Lest anyone think...

I know that I've been sharing with some of you my latest attempt at the responsible and loving parenting of a 2 1/2 year old girl, and in sharing that, I might have mentioned that I felt as though I was shouting and smacking all day long. Lest anyone think I am a Mean and Horrible Mother, I wanted to say that I was not, in fact, smacking and shouting all day. It just felt that way. As anyone knows, when you are in the midst of something unpleasant, be it a pap smear done by a first-timer, 20 1/2 hour labour, or a really bad blind date (I've had all of these, and trust me - they are all interminable!) it seems like it takes forever. For. Ever.

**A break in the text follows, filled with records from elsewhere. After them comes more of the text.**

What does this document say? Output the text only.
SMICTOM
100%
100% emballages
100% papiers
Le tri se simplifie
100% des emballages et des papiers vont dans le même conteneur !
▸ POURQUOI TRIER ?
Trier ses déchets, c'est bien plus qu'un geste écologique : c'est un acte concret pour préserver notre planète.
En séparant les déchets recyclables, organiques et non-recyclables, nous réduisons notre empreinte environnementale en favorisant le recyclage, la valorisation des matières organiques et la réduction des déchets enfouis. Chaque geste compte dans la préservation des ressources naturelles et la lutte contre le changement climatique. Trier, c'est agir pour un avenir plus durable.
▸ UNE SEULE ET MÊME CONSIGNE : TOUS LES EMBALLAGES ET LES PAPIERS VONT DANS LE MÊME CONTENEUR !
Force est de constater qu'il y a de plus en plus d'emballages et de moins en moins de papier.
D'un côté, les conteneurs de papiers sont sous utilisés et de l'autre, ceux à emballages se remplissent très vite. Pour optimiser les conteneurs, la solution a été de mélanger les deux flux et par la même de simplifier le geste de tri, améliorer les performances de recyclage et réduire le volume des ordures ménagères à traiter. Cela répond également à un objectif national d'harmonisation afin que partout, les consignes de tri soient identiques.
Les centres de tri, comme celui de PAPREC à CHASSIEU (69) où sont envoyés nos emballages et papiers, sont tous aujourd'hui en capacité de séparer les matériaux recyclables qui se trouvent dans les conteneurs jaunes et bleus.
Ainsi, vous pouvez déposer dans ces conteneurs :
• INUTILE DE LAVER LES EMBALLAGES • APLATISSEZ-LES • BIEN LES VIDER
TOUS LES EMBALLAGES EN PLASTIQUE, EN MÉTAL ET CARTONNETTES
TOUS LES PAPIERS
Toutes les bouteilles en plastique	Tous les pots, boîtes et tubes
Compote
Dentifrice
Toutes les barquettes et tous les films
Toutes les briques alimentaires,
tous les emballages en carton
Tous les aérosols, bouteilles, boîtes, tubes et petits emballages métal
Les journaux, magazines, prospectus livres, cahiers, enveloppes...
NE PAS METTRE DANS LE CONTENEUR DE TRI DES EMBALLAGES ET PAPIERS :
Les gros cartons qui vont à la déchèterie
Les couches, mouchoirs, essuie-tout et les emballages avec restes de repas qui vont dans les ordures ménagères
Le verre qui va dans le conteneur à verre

I just noticed that not only was I tense and angry all the time, but that Charlie was very "shouty" as well.
 
I've got great kids - as far as kids go, I've hit the kid lottery. They are relatively good eaters, sleepers, they are generally extremely obedient, and are gentle with other children. They are pretty good at sharing, and are affectionate with each other, and with other people. They are not shy for the most part, and are just very very curious little creatures. God made them that way so they could learn about their surroundings. I'm learning to appreciate them and love them and see them through God's eyes, and not my own. And it's really changed the way I see their behaviour. For example:
 
My stepson and his mother are visiting with us for a month. I hadn't even considered that Charlie would be jealous of the attention her Daddy gave to J. She barely even registered when Pippa was born, so why would this bother her? Well, since they've been here, the number of incidents has increased exponentially. Dinner time has become a series of "I don't like dinner"s, Bedtime practically impossible, and trying to contain her or entertain her when Daddy is spending time with J outside is just not happening. She either escapes, or stands at the door screaming for Daddy. Last night she wouldn't go to sleep, and finally we just left her in there, to sort herself out. Well - she was quiet so we *mistakenly* assumed she had gone to sleep. Then she started calling out, so we went in to sort her out and all the bags that we  hadn't yet unpacked from the last 4 days? Yeah - they had been ransacked. She opened up some biscuits, had a snack, opened up the textas (markers), had a little colouring spree that included the sheets, her teeth, hands, and face, her bed, and some of the biscuits. She shredded up the paper insert that was in the package, tipped out some juice that she found in one of the bags, tipped out all the toiletries. I was just thankful that it wasn't poop, to be honest. When I walked in and saw the aforementioned havoc, I just had this little moment when I realised that she was acting out of jealousy. So we calmly cleaned up the mess, and Lachlan spent a bit of time with her lying on the bed, and she was fine.
 
Most of us learn about parenting from our own parents - mine sadly, did not provide me with many valuable lessons on positive parenting. My lessons came later, when I met my amazing stepmother, whom I like to call MOM! Unfortunately, while I learned about parenting teenage girls, until the girls reach puberty - I'm on my own. I'm learning as I go, and I'm learning what works (time-out and the naughty seat), and what doesn't (shouting and smacking). I love my girls, and I want to teach them what wasn't taught to me. I know they're watching and listening, so this is my opportunity to learn and teach at the same time. I don't want to mess this up, you know? It's too important.